Net profit

5 quick wins to improve your net profit margin

Paul Green cash flow, Content, increasing profit

Last week we looked at how to calculate how much a client is worth to your business, also known as the Average Lifetime Value figure.

The key to excellent marketing is being able to outspend your competitors to win a new client, because you are focused on the revenue, gross profit, and net profit you can collect from that client over the next few years.

Of course, we’re not in business just to win clients. We need to make a good profit too.

The aim of your business is to generate the highest level of net profit, while providing the best quality of service to clients

I’ve run a high revenue but unprofitable business. And I’ve run the same business with high levels of profit. I know which I prefer! It’s the same amount of work in both scenarios, but significantly less stress when you make good money.

The trick is to make your business more efficient at extracting net profit – the figure at the bottom of the Profit & Loss sheet that’s yours to keep (and pay tax on).

Here are 5 quick wins to improve your net profitability.

1) Put your prices up for new clients

If you reduced your prices by 10%, you’d need to sell 33% more just to make the same amount of profit.

Crazy.

That works the other way round. Put your prices up by 10% – and so long as your cost of delivery doesn’t change, you will make the same profit on less volume of work. Or if the volume of work stays the same, you will make more profit.

I’d advise you not to put up prices for existing clients… that needs to be done carefully so as not to affect retention. That subject is an article for another day.

But for new clients, you should be constantly nudging up your per user, or per device fee, until you discover the limit of what the market will buy.

Someone buys at £25 per user today, then tomorrow the price is £27 per user. That sells. So you nudge it up to £29. But that doesn’t sell… so you return back to £27 per user.

For a while anyway. Price testing should be a permanent exercise.

Price is only one component of your offering that potential clients consider. In fact they are persuaded to buy – or not buy – by the four Ps:

  • Pricing
  • Positioning
  • Packaging
  • Promotion

Pricing really is only part of the overall story.

Besides, those clients who buy on price alone are not the clients you really want…

2) Win higher quality clients

Higher quality means they pay more, buy more, whinge less and respect you and your staff’s time.

The nirvana of clients!

So where can you find them?

I’ll tell you where NOT to look: The bottom of the market. This is where far too many IT support businesses hunt for clients.

People at the bottom are buying on price alone. And making distressed purchase decisions.

These are the people who will suck the profit out of your business… along with your spirit.

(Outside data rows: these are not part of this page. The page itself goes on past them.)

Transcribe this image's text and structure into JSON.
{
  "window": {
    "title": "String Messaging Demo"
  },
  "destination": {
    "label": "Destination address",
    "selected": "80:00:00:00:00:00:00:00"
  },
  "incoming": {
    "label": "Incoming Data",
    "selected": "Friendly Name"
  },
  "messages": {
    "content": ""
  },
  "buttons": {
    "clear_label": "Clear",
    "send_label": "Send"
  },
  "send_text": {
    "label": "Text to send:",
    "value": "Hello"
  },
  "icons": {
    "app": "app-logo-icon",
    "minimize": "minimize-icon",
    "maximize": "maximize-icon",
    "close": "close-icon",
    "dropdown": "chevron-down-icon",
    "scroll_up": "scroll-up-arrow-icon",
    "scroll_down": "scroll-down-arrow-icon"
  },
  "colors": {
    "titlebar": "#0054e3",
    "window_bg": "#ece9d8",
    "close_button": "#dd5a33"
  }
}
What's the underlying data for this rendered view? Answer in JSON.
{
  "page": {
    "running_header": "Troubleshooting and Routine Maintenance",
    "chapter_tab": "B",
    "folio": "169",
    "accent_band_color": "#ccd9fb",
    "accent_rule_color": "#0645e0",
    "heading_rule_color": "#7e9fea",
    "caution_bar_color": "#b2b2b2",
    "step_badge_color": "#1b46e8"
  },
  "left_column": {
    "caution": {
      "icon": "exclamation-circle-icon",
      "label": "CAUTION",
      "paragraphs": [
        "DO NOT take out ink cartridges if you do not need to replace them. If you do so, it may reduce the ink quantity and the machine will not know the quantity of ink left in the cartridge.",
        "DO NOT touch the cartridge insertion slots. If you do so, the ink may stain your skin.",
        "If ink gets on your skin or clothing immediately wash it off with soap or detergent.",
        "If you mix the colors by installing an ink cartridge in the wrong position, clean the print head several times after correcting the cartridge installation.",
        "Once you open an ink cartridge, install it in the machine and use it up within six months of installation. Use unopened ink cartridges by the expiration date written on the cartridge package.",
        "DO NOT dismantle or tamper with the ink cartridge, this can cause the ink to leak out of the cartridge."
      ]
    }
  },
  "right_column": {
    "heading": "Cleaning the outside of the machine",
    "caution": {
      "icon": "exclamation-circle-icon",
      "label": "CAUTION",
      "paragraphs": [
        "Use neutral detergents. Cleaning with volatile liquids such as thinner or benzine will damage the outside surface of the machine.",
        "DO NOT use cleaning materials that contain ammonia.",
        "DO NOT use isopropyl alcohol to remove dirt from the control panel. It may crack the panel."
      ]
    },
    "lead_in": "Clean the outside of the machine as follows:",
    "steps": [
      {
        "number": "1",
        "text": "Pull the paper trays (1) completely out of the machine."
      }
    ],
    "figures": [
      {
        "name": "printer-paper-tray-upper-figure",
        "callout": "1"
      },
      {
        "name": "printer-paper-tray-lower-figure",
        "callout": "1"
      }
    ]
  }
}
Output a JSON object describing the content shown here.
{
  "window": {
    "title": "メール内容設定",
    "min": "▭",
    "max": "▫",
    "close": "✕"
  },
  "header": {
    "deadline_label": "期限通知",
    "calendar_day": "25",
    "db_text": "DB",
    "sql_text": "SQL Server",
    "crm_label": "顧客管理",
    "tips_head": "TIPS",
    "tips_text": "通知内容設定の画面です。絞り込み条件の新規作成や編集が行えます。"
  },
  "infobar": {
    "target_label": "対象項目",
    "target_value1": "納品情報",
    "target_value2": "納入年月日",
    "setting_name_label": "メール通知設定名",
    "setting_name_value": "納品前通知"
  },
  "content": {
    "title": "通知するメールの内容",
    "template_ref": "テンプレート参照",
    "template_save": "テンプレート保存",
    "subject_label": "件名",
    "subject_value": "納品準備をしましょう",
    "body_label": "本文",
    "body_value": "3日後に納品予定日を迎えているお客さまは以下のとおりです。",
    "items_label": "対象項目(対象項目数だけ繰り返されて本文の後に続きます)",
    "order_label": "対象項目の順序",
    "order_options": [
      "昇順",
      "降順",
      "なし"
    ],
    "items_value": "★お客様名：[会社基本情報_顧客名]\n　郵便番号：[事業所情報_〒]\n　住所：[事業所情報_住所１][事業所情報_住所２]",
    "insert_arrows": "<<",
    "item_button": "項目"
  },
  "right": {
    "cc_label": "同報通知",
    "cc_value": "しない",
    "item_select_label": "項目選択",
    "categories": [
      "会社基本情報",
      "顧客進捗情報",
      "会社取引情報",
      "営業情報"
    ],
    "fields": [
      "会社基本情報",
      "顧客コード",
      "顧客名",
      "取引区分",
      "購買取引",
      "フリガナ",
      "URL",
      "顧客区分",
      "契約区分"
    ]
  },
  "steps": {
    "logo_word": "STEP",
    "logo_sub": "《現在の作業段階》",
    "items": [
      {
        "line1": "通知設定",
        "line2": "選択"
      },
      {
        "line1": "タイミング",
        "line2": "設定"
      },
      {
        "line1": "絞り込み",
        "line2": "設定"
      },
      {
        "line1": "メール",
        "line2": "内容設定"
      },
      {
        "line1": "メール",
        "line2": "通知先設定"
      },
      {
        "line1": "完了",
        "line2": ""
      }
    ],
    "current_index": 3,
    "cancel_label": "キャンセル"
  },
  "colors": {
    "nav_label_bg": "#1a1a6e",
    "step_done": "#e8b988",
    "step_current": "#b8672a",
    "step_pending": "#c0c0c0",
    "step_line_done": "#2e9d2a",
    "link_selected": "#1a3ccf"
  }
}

Look back at the list of the four Ps above. And ask yourself if your positioning, packaging and promotion is talking to the best possible potential clients at the top of your market?

Chances are it’s not. Like attracts like. Crap marketing attracts crap clients.

3) Sell more to existing clients

That’s the other reason you want better quality clients. Because it’s a lot cheaper to sell something else to an existing client, than it is to sell something to a new client.

Your existing clients all want or need something else from you. They just don’t know what it is yet.

It’s why I recommend you take your clients to lunch for a Strategic IT Review every 6 or 12 months.

4) Improve retention

The other benefit of the Strategic IT Review is its impact on retention. It’s how you can share out the most senior resource in the business (probably you) in a way that has the maximum impact on the greatest number of clients… without burdening you down with a greater workload.

Once you’ve worked out the Average Lifetime Value of a client, your goal should be to constantly grow that figure by a) systematically selling more to clients, and b) retaining them longer.

Retention isn’t just about doing a good job. In the highly competitive world of IT support that goes without saying.

The question to ask you and your staff is what else you can be doing that has minimum profit impact on the business, but offers greater value for your clients.

For example – with my core services the MSP Marketing Edge and the Profit Accelerator, I make myself personally available on email to my clients.

There are Facebook support groups for both of those services. Most people use the Facebook groups for support.

Yet some people just prefer a private chat on email. That’s absolutely fine with me, as my clients are very respectful of my time and don’t abuse the service.

Simple addition = value added.

What are the easy value adds in your business?

5) Reduce overheads

If it’s a commodity product, then someone will sell it to you for less.

A commodity is where the exact same product can be bought somewhere else for less.

This is why you’ve seen hardware sales go down over the last few years, as clients have learned they can buy their kit cheaper elsewhere.

Now apply that thinking to your business: Look for reductions in hardware. Software. Insurance. Utilities.

(my contact Sally Cattle at BCR Associates will review your business’s utility bills and switch you to a new tariff for free. She does all the work for you. Tell her I sent you)

Every penny that can be stripped from your overheads will be another penny of net profit, ultimately falling into your pocket.